ERISA Preempts Utah Insurance Regulation Governing Discretionary Review Clauses

In Hancock v. Metropolitan Life Ins. Co., 590 F.3d 1141 (10th Cir. 2009), the Tenth Circuit Court of Appeals held that ERISA preempts a Utah regulation governing the format of clauses in insurance policies that give an employee benefit plan administrator discretion when interpreting the plan terms and awarding benefits. The Utah regulation imposed a ban on such "reservation-of-discretion clauses" in insurance policies with an exception for employee benefit plans governed by ERISA.  The regulation provided that ERISA employee benefit plans must contain certain language and be in at least 12 point bold font.  

The Tenth Circuit held that ERISA preempted the Utah regulation because it did not meet the second part of the Miller test for determining whether a state law regulates insurance.  See Kentucky Ass'n of Health Plans v.
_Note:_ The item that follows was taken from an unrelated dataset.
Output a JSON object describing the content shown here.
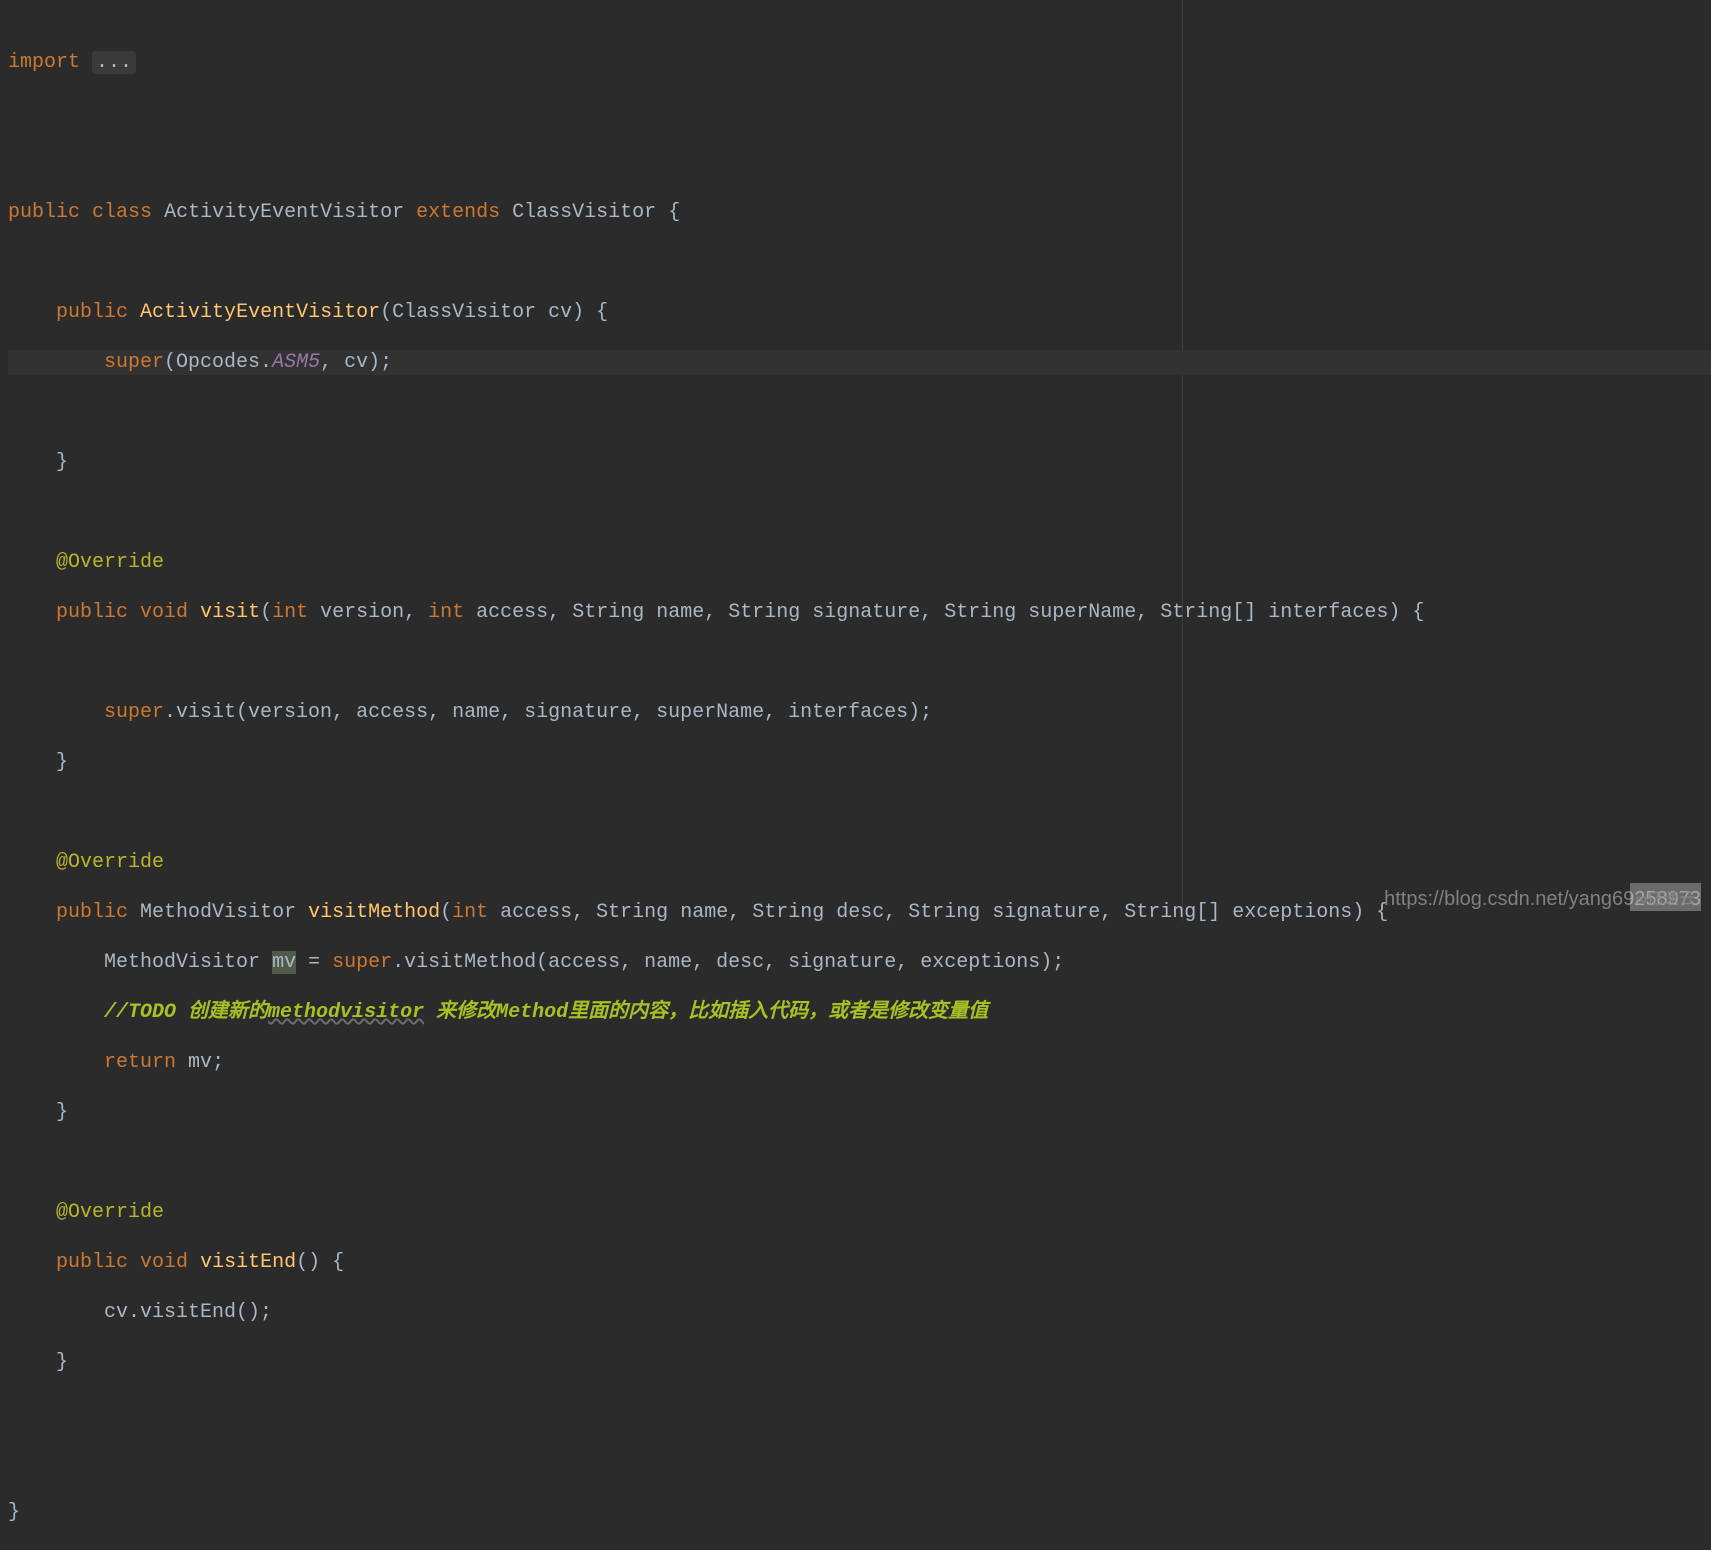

Miller, 538 U.S. 329, 342.  If both parts of the Miller test are met, the rule falls within ERISA's savings clause, 29 U.S.C. § 1142(b)(2)(A), exempting from ERISA preemption states laws relating to employee benefit plans that regulate insurance, banking or securities.  The second part of the Miller test requires a state law to substantially affect the risk pooling arrangement between the insurer and the insured in order for the state law to be found to regulate insurance.  The court in Hancock held that the Utah regulation did not substantially affect the risk pooling arrangement because it related more to the form, not the substance of the discretionary clause.  The Utah rule did not remove the option of insurer discretion and thus did not affect who gets the risk pool or prescribe conditions under which insurers must pay for assumed risks. As a result, the court held that the Utah rule was preempted by ERISA.  The Court noted that if the Utah rule had imposed a blanket prohibition on the use of discretion-granting clauses, this would be a different case.

Arbitratory and Capricious Standard of Review under ERISA

In Te’O v. Morgan Stanley & Co., 2009 U.S. App. LEXIS 2770 (10th Cir. Feb. 11, 2009), the Tenth Circuit Court of Appeals articulated the standard of review for a third-party administrator who, under the plan, has discretion to determine eligibility for benefits.  A decision to deny benefits is reviewed under the arbitrary and capricious standand.  Applying this standard, a court will consider only the arguments and evidence presented to the third-party administrator at the time the decision was made and whether substantial evidence supported that decision.  The decision does not need to be the only logical one or even the best decision.  It need only be sufficiently supported by facts within the third-party administrator's knowledge to counter a claim that the decision was arbitrary and capricious.  The decision will be upheld unless it is not grounded on any reasonable basis. 

Court Finds that Plan's Denial of Benefits Was Arbitrary and Capricious

If a plan provision regarding benefits is unambiguous, a court will review the plan administrator's decision regarding benefits as a matter of law.  In Brown v. Workforce Stabilization Plan, No. 06-4133 (10th Cir. July 3, 2007), the court held that the plan administrator's denial of benefits was arbitrary and capricious because it conflicted with the unambiguous plan provisions regarding benefits.

The plan administrator had determined that certain union employees were not eligible for benefits guaranteed under an employee benefit plan governing employees who are laid off as the result of a company merger.  The plan administrator's articulated rationale for denying the benefits was that the list of benefits available to those employees under their collective bargaining agreement did not specifically include the plan at issue.  The court found that the plan administrator's decision conflicted with the plain language of the collective bargaining agreement in that the list of available benefits was not exhaustive and had language including the benefit plan at issue.